Community Health Workers and Mental Health Care in Rural Mexico
Undergraduate Summer Research Grants
This summer I spent seven weeks researching in Chiapas, México with a Kellogg Undergraduate Research Grant. For my senior International Development Studies capstone project, I wanted to explore mental health care within the context of the developing world. Over a year ago, Compañeros en Salud (CES), the Mexico-based counterpart of Partners in Health, launched a new mental health training program for their community health workers (CHWs). CHWs have traditionally been utilized to offer physical care to patients, so mental health care is a very unique program and a great need within these very rural communities with limited resources and access to care. For my research project, I studied the use of community health workers trained by CES to deliver mental health care in these rural communities. My research question was focused on better understanding the CHWs’ level of confidence to minister in a new way to these individuals without access to specialized care.
During my seven weeks in Chiapas, I traveled to seven different communities and interviewed a total of forty-one community health workers. There are teams of CHWs of varying size in each of the ten communities that CES works alongside, and they work closely with the doctor at the community clinic. The CHWs have attended classes and received resources to accompany patients who suffer from depression, anxiety and schizophrenia. I visited each of the CHWs in their homes to conduct in-depth interviews on the mental health program. The questions that I asked sought to understand their daily routine, interactions with patients, training, difficulties and successes in their work, and their job motivations. Because the questions were open-ended, I was able to collect an abundant base of qualitative data to look deeper into my question.

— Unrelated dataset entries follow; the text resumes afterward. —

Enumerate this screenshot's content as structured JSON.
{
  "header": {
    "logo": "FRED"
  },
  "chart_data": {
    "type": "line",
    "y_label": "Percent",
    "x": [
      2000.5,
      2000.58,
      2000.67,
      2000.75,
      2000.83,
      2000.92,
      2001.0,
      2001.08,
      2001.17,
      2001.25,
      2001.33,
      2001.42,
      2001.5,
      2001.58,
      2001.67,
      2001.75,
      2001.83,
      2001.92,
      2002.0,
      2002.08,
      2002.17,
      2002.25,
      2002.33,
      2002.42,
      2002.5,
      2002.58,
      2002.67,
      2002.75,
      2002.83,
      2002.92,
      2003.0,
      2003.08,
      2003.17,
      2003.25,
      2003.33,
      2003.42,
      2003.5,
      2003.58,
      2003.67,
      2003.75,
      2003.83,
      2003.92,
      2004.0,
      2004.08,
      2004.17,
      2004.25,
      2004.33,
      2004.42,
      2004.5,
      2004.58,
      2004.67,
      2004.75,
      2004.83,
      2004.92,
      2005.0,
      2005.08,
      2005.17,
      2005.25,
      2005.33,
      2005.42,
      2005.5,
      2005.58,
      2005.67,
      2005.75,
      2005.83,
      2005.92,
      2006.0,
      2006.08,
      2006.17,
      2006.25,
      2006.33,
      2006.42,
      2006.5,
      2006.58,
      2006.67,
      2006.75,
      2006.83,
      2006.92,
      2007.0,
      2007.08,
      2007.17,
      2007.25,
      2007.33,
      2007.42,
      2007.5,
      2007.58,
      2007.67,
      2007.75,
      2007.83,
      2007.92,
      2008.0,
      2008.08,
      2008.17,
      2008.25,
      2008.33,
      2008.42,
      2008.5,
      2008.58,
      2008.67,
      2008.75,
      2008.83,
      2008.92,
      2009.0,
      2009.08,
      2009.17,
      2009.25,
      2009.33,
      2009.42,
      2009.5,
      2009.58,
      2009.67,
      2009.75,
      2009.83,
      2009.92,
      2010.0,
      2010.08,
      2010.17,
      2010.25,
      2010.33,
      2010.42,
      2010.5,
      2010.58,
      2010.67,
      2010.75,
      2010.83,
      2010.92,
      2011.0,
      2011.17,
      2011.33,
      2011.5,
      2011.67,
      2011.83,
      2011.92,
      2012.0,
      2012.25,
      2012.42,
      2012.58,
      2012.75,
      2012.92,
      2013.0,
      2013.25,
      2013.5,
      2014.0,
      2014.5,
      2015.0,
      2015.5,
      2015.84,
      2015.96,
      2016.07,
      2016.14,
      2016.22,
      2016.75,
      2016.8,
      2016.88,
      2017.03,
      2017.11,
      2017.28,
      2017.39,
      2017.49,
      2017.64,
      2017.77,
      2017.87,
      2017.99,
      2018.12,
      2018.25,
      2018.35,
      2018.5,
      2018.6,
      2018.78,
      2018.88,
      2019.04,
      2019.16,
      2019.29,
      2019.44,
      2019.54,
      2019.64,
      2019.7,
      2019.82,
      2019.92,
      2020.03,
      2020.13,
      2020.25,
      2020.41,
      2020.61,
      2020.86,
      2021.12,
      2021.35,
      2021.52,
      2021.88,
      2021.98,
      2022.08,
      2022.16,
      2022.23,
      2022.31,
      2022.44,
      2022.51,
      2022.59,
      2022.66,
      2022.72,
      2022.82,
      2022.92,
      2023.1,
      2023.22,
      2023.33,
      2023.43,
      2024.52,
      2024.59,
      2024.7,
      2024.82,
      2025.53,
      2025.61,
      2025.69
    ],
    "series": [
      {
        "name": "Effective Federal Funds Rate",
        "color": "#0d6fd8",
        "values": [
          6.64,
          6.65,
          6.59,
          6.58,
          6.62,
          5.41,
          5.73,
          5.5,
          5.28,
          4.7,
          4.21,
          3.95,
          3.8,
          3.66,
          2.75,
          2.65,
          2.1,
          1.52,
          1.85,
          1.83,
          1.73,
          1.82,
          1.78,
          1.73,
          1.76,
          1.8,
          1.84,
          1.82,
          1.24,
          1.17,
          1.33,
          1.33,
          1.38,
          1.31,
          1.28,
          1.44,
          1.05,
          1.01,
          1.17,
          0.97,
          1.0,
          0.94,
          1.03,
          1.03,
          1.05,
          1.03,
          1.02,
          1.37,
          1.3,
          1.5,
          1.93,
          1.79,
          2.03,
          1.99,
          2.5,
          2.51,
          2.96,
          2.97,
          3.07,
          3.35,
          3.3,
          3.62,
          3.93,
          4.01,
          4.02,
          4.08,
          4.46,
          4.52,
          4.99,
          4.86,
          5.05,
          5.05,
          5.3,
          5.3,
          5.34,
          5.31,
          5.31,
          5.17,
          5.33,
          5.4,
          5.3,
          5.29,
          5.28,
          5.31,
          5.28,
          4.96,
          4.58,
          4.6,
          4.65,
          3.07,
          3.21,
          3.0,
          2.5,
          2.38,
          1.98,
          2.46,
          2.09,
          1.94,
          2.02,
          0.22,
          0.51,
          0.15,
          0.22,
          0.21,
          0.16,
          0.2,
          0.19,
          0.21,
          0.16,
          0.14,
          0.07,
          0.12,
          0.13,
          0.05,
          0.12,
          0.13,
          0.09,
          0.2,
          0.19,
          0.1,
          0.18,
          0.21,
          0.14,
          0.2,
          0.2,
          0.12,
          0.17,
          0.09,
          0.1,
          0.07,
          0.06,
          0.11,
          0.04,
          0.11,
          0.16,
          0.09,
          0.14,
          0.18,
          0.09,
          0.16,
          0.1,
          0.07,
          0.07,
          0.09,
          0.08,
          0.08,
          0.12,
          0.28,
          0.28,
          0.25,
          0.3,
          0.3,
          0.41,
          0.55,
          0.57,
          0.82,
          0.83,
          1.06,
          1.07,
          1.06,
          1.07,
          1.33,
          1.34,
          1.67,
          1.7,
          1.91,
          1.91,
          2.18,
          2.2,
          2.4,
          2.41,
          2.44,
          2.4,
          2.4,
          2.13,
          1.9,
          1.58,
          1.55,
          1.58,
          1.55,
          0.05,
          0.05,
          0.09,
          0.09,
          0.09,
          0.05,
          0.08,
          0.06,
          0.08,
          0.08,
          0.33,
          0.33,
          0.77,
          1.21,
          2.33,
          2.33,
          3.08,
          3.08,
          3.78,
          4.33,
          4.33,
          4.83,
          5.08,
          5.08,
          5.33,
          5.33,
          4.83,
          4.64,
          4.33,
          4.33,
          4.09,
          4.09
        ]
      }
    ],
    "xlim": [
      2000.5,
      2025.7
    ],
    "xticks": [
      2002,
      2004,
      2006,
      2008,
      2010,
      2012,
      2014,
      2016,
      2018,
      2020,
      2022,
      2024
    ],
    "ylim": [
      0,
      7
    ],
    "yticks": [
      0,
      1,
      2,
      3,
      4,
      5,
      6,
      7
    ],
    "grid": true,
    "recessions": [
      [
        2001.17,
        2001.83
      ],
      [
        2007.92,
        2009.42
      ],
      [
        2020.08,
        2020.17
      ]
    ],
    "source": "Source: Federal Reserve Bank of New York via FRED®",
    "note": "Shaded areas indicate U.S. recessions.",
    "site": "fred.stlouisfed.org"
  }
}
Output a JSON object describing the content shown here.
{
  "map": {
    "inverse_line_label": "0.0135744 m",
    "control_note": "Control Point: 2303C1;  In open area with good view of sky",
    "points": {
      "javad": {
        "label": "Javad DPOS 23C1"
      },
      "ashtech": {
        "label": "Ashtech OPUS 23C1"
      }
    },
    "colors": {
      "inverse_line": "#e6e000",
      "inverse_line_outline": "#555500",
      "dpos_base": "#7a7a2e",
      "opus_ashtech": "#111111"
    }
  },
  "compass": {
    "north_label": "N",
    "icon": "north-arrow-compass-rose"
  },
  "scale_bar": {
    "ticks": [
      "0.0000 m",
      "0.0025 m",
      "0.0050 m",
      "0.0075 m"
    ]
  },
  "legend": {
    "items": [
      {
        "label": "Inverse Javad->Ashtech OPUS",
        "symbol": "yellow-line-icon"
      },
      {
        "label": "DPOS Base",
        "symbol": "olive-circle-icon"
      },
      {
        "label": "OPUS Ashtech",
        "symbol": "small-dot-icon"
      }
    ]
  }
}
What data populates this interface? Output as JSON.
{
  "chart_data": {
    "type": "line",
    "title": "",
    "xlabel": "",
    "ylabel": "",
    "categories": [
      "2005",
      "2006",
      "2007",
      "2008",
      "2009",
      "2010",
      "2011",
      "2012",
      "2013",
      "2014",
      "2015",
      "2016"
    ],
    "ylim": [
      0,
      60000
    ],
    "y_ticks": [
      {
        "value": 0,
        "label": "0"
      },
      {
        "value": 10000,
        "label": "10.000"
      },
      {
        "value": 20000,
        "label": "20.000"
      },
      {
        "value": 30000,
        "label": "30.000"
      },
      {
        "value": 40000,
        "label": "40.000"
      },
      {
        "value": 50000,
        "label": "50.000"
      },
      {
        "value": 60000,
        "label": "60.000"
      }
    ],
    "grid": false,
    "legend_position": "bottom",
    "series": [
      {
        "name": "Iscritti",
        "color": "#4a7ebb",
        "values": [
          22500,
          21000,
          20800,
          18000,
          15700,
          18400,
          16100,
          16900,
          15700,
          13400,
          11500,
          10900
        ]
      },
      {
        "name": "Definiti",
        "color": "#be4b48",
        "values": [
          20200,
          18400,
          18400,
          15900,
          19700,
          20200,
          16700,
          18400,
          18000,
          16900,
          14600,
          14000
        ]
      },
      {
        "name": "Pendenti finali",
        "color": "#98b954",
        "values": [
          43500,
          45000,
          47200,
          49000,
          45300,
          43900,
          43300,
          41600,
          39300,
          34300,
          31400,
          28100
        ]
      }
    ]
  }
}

The hardest part of the fieldwork experience for me was the language barrier. I spoke fairly basic Spanish when I arrived, and it was enough to conduct an interview. However, during the first week or two I had difficulty in clarifying certain questions, asking good follow up questions, or making enough small talk. It was sometimes disappointing when I would want to share something or ask someone something, but I could not because I did not know how or was afraid to mess up. With each week my confidence grew, and once I let go of that fear of messing up or not saying things quite right, I found I could communicate a lot better and my Spanish started to improve much more quickly. Overcoming this difficulty allowed me to have deeper, more genuine conversations with the women and CES staff members. Through this experience, I learned many new Spanish phrases unique to Chiapas and came to better understand their daily life and culture.
The most rewarding part of the fieldwork experience for me was the genuine hospitality and honesty I witnessed in the women I interviewed. I was a complete outsider visiting their community, and yet they welcomed me, greeted me, offered me a chair and a drink, and asked all about me. After some small talk, they were open with my questions and answered beyond what I asked. One of the best talks that I had with one of the CHWs was when we had a long talk about all of the really hard parts about her job, but then she ended by sharing about all of the positive things in her life like her church outreach program or her kids, who she introduced me to. It was very special for me to share in the lives of these women and see how empowered they are by their work. They were engaged in the program and expressed a genuine desire to learn more and help more people.
I was surprised to find several women disclose that they themselves have struggled with depression and now use their experience to help others, which was an element of my interviews I did not expect but am excited to explore. Throughout my interviews, several recurring themes emerged related to my research question. The women I interviewed were able to talk freely about the classes they attended regarding mental health as well as the resources they have been given for further study and tools for patients. We talked about the regular interactions they have with their patients, and the women explained how they use the tools and strategies from the classes to offer advice and instruction to their patients. They not only help the patients to understand their mental illness, but they also offer coping strategies like making a list of things that make them happy, starting a garden, or visiting friends and taking walks. Additionally, they echoed the benefit of a regular weekly chat with another woman in the community for their patients who often feel very lonely in their illness. The CHWs were also able to articulate the more difficult parts of their job, which most often is gaining the trust of a new patient. However, while being able to identify struggles or gaps in knowledge, they also explained steps they have taken to overcome these difficulties in their work to see better outcomes with their patients. Many of the women I spoke to referred to past patients who had great symptom improvement after months of meeting with their CHW. While several women explained that mental health patients are often more difficult than their other patients with chronic physical illnesses like diabetes or hypertension, they enjoy the work and are willing to take on more patients in the future.
It was truly a beautiful experience to spend the summer with women who feel empowered by their work to help others and were so willing to allow me to share in life with them. I am very thankful to the Kellogg Institute for the wonderful learning opportunity and to engage in a topic I am passionate about in the field. I look forward to completing the process of compiling my research data and sharing the findings with others, especially CES, as they continue to expand this beneficial program in their communities.